Concernant ce dernier point, il convient de préciser que les modalités d’imposition des meublés de tourisme ont été réformées dans le cadre de la loi de finances pour 2024.  

Cette réforme maintenue « par erreur » devrait faire l’objet de modifications. Pour plus d’informations à ce sujet, nous vous renvoyons vers le bulletin Loi de Finances pour 2024 : que reste-t-il à l’issue des différents “49.3 rédigé par notre département ORI. 

Léa Baquier


Réforme à venir du prêt à taux zéro (PTZ) : l’assouplissement des conditions d’éligibilité au profit de 6 millions de ménages supplémentaires

Par un communiqué de presse en date du 18 octobre 2023, le ministre de l’Économie, Monsieur Bruno Lemaire, a annoncé une prolongation du prêt à taux zéro jusqu’en 2027, ainsi qu’une refonte de ce dispositif dès janvier 2024. L’objectif poursuivi par le Gouvernement consiste en l’assouplissement des conditions d’accès au PTZ, afin d’en faire bénéficier davantage de foyers.  

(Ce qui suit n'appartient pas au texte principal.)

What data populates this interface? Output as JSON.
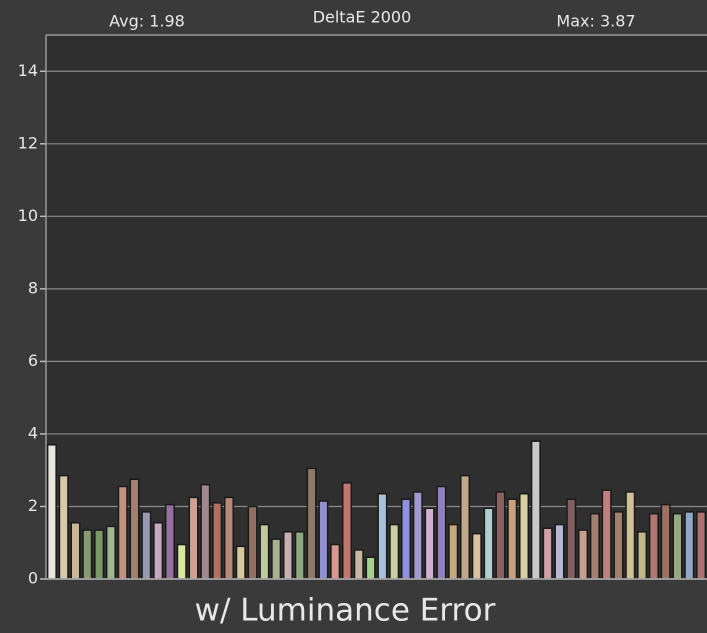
{
  "chart_data": {
    "type": "bar",
    "title": "DeltaE 2000",
    "annotations": [
      "Avg: 1.98",
      "Max: 3.87"
    ],
    "xlabel": "w/ Luminance Error",
    "values": [
      3.7,
      2.85,
      1.55,
      1.35,
      1.35,
      1.45,
      2.55,
      2.75,
      1.85,
      1.55,
      2.05,
      0.95,
      2.25,
      2.6,
      2.1,
      2.25,
      0.9,
      2.0,
      1.5,
      1.1,
      1.3,
      1.3,
      3.05,
      2.15,
      0.95,
      2.65,
      0.8,
      0.6,
      2.35,
      1.5,
      2.2,
      2.4,
      1.95,
      2.55,
      1.5,
      2.85,
      1.25,
      1.95,
      2.4,
      2.2,
      2.35,
      3.8,
      1.4,
      1.5,
      2.2,
      1.35,
      1.8,
      2.45,
      1.85,
      2.4,
      1.3,
      1.8,
      2.05,
      1.8,
      1.85,
      1.85
    ],
    "colors": [
      "#e8e8e0",
      "#d8c8a8",
      "#c8b898",
      "#8a9a70",
      "#789868",
      "#a0b890",
      "#c09080",
      "#a08070",
      "#9898b0",
      "#c8a8c0",
      "#9870a0",
      "#d8e8a0",
      "#d0a090",
      "#a08890",
      "#b07060",
      "#b88878",
      "#d8c8a0",
      "#907060",
      "#c0c8a0",
      "#a8b090",
      "#c8b0b0",
      "#90a880",
      "#907868",
      "#9090d0",
      "#d89890",
      "#c07870",
      "#c8b8a0",
      "#a8d090",
      "#a8c0d8",
      "#c8d0a0",
      "#9090e0",
      "#a098d0",
      "#d0b0d0",
      "#9080c0",
      "#c8a880",
      "#c0a888",
      "#d8c0a0",
      "#b0d0d0",
      "#886060",
      "#c8a080",
      "#d8d0a0",
      "#c8c8c8",
      "#d0a0a8",
      "#b8b8d8",
      "#806060",
      "#c8a090",
      "#a08070",
      "#c08080",
      "#a08070",
      "#d0c098",
      "#c0b888",
      "#b07870",
      "#a07060",
      "#98a880",
      "#90a8c8",
      "#b07070"
    ],
    "ylim": [
      0,
      15
    ],
    "yticks": [
      0,
      2,
      4,
      6,
      8,
      10,
      12,
      14
    ],
    "grid": true
  }
}
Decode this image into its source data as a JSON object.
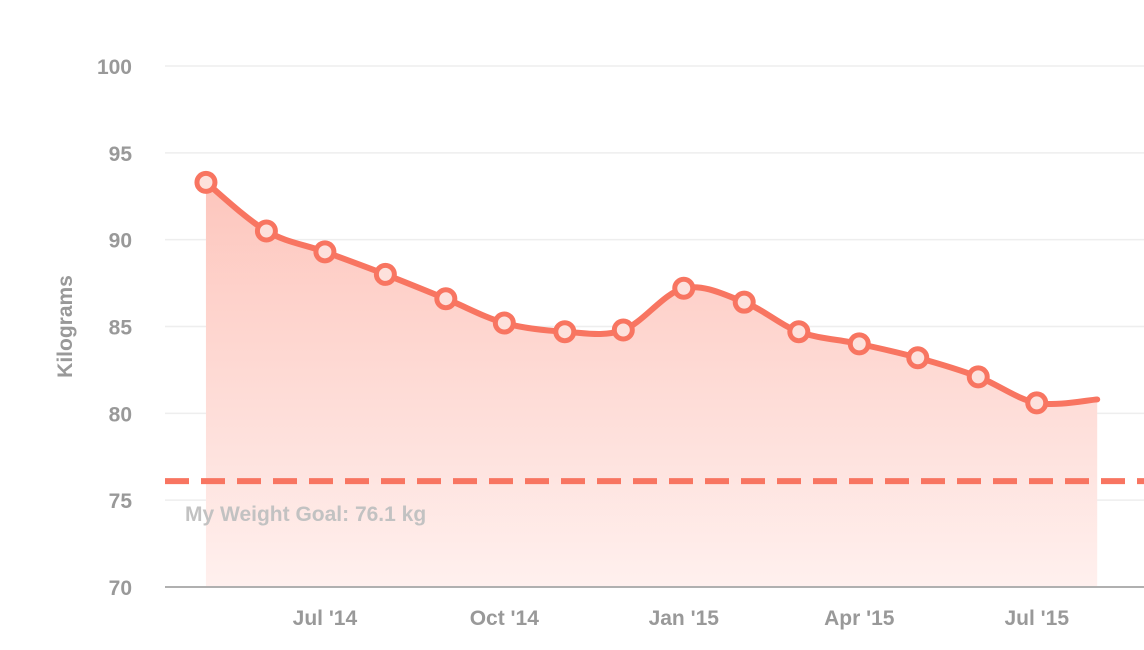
{
  "chart_data": {
    "type": "area",
    "x": [
      "2014-05-01",
      "2014-06-01",
      "2014-07-01",
      "2014-08-01",
      "2014-09-01",
      "2014-10-01",
      "2014-11-01",
      "2014-12-01",
      "2015-01-01",
      "2015-02-01",
      "2015-03-01",
      "2015-04-01",
      "2015-05-01",
      "2015-06-01",
      "2015-07-01",
      "2015-08-01"
    ],
    "series": [
      {
        "values": [
          93.3,
          90.5,
          89.3,
          88.0,
          86.6,
          85.2,
          84.7,
          84.8,
          87.2,
          86.4,
          84.7,
          84.0,
          83.2,
          82.1,
          80.6,
          80.8
        ]
      }
    ],
    "xticks": [
      {
        "date": "2014-07-01",
        "label": "Jul '14"
      },
      {
        "date": "2014-10-01",
        "label": "Oct '14"
      },
      {
        "date": "2015-01-01",
        "label": "Jan '15"
      },
      {
        "date": "2015-04-01",
        "label": "Apr '15"
      },
      {
        "date": "2015-07-01",
        "label": "Jul '15"
      }
    ],
    "yticks": [
      "100",
      "95",
      "90",
      "85",
      "80",
      "75",
      "70"
    ],
    "ylim": [
      70,
      100
    ],
    "xlim": [
      "2014-04-10",
      "2015-08-25"
    ],
    "ylabel": "Kilograms",
    "xlabel": "",
    "grid": true,
    "goal": {
      "value": 76.1,
      "label": "My Weight Goal: 76.1 kg"
    },
    "colors": {
      "line": "#f87561",
      "fill_top": "#fdc6bd",
      "fill_bottom": "#fff0ee",
      "marker_fill": "#fde1dc",
      "grid": "#eeeeee",
      "axis": "#b0b0b0"
    }
  }
}
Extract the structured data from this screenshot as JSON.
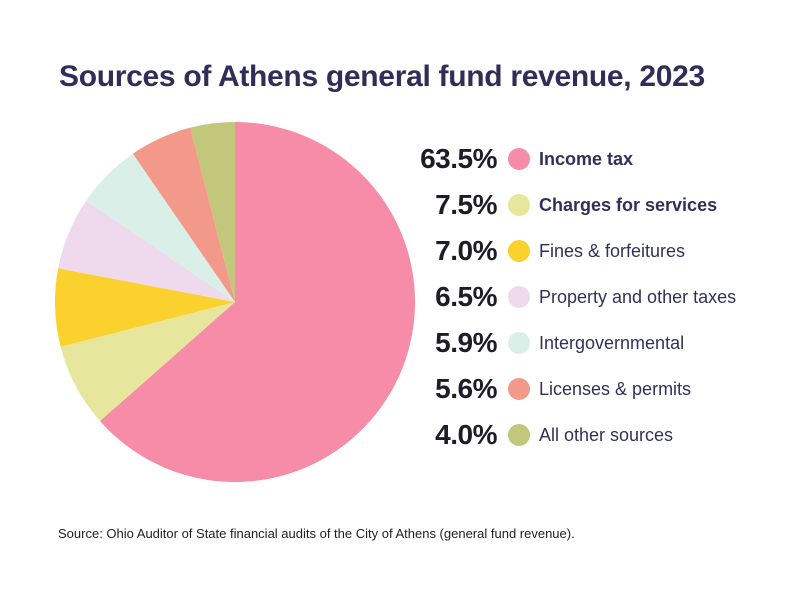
{
  "chart_data": {
    "type": "pie",
    "title": "Sources of Athens general fund revenue, 2023",
    "legend_position": "right",
    "direction": "clockwise",
    "start_angle_deg": 0,
    "total": 100,
    "series": [
      {
        "label": "Income tax",
        "value": 63.5,
        "display": "63.5%",
        "color": "#f78ca9",
        "bold": true
      },
      {
        "label": "Charges for services",
        "value": 7.5,
        "display": "7.5%",
        "color": "#e6e69c",
        "bold": true
      },
      {
        "label": "Fines & forfeitures",
        "value": 7.0,
        "display": "7.0%",
        "color": "#fbd12d",
        "bold": false
      },
      {
        "label": "Property and other taxes",
        "value": 6.5,
        "display": "6.5%",
        "color": "#efd9ed",
        "bold": false
      },
      {
        "label": "Intergovernmental",
        "value": 5.9,
        "display": "5.9%",
        "color": "#daefe7",
        "bold": false
      },
      {
        "label": "Licenses & permits",
        "value": 5.6,
        "display": "5.6%",
        "color": "#f3998a",
        "bold": false
      },
      {
        "label": "All other sources",
        "value": 4.0,
        "display": "4.0%",
        "color": "#c2c77c",
        "bold": false
      }
    ],
    "source": "Source: Ohio Auditor of State financial audits of the City of Athens (general fund revenue).",
    "colors": {
      "title_text": "#312d58",
      "percent_text": "#1e1d27",
      "label_text": "#32305a",
      "background": "#ffffff"
    }
  }
}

Les changements attendus consistent en :  

  • Le reclassement de 209 communes qui seront désormais considérées comme des zones tendues et ainsi mieux aidées par le prêt ; 
  • Le rehaussement substantiel de certains plafonds de revenus prévu pour l’éligibilité au dispositif. Ces augmentations seraient comprises entre 7 % à 30 % selon les zones, s’agissant des deux premières tranches de revenus ; 
  • La création d’une quatrième tranche de revenus pour les ménages dont les ressources sont comprises entre 37 000 et 49 000 € par an. Ces ménages disposeront d’un financement à taux zéro à hauteur de 20 % du prix du bien ; 
  • L’augmentation de la quotité maximale associée au PTZ qui passe de 40 % à 50 %. Cela permettra ainsi de financer jusqu’à 50 % du coût total du bien immobilier ; 
  • L’augmentation de l’aide de l’État pour les locataires de logement social qui bénéficieront d’un PTZ à hauteur de 20 % (contre 10 % actuellement) ; 
  • L’exclusion des maisons individuelles neuves du dispositif. 

Le Gouvernement estime que l’application de ces mesures dès janvier 2024 rendrait 29 millions de foyers éligibles au prêt à taux zéro (contre 23 millions actuellement).  

Clémence Lamugnière


Absence de faute de l’acquéreur en cas de demande de prêt non conforme au compromis

Une promesse synallagmatique de vente portant sur un bien immobilier est conclue sous la condition suspensive d’obtention d’un prêt répondant à certaines caractéristiques. Une clause pénale est prévue pour le cas où l’une des parties ne réitèrerait pas par acte authentique, malgré la réalisation des conditions. 

Après avoir réalisé une demande de prêt non conforme aux conditions prévues dans le compromis, les acquéreurs ne se sont pas présentés à la réitération. Les vendeurs les assignent en réalisation de la clause pénale. 

La Cour de cassation, saisie par les acquéreurs condamnés à verser la clause pénale, rappelle le principe de l’article 1304-3 du code civil selon lequel “La condition suspensive est réputée accomplie si celui qui y avait intérêt en a empêché l’accomplissement.”.  Toutefois, de jurisprudence constante, le débiteur qui n’aurait pas rempli ses obligations, ne saurait être considéré comme fautif, s’il démontre, qu’en tout état de cause, la condition ne pouvait pas se réaliser pour des motifs indépendants de sa volonté. 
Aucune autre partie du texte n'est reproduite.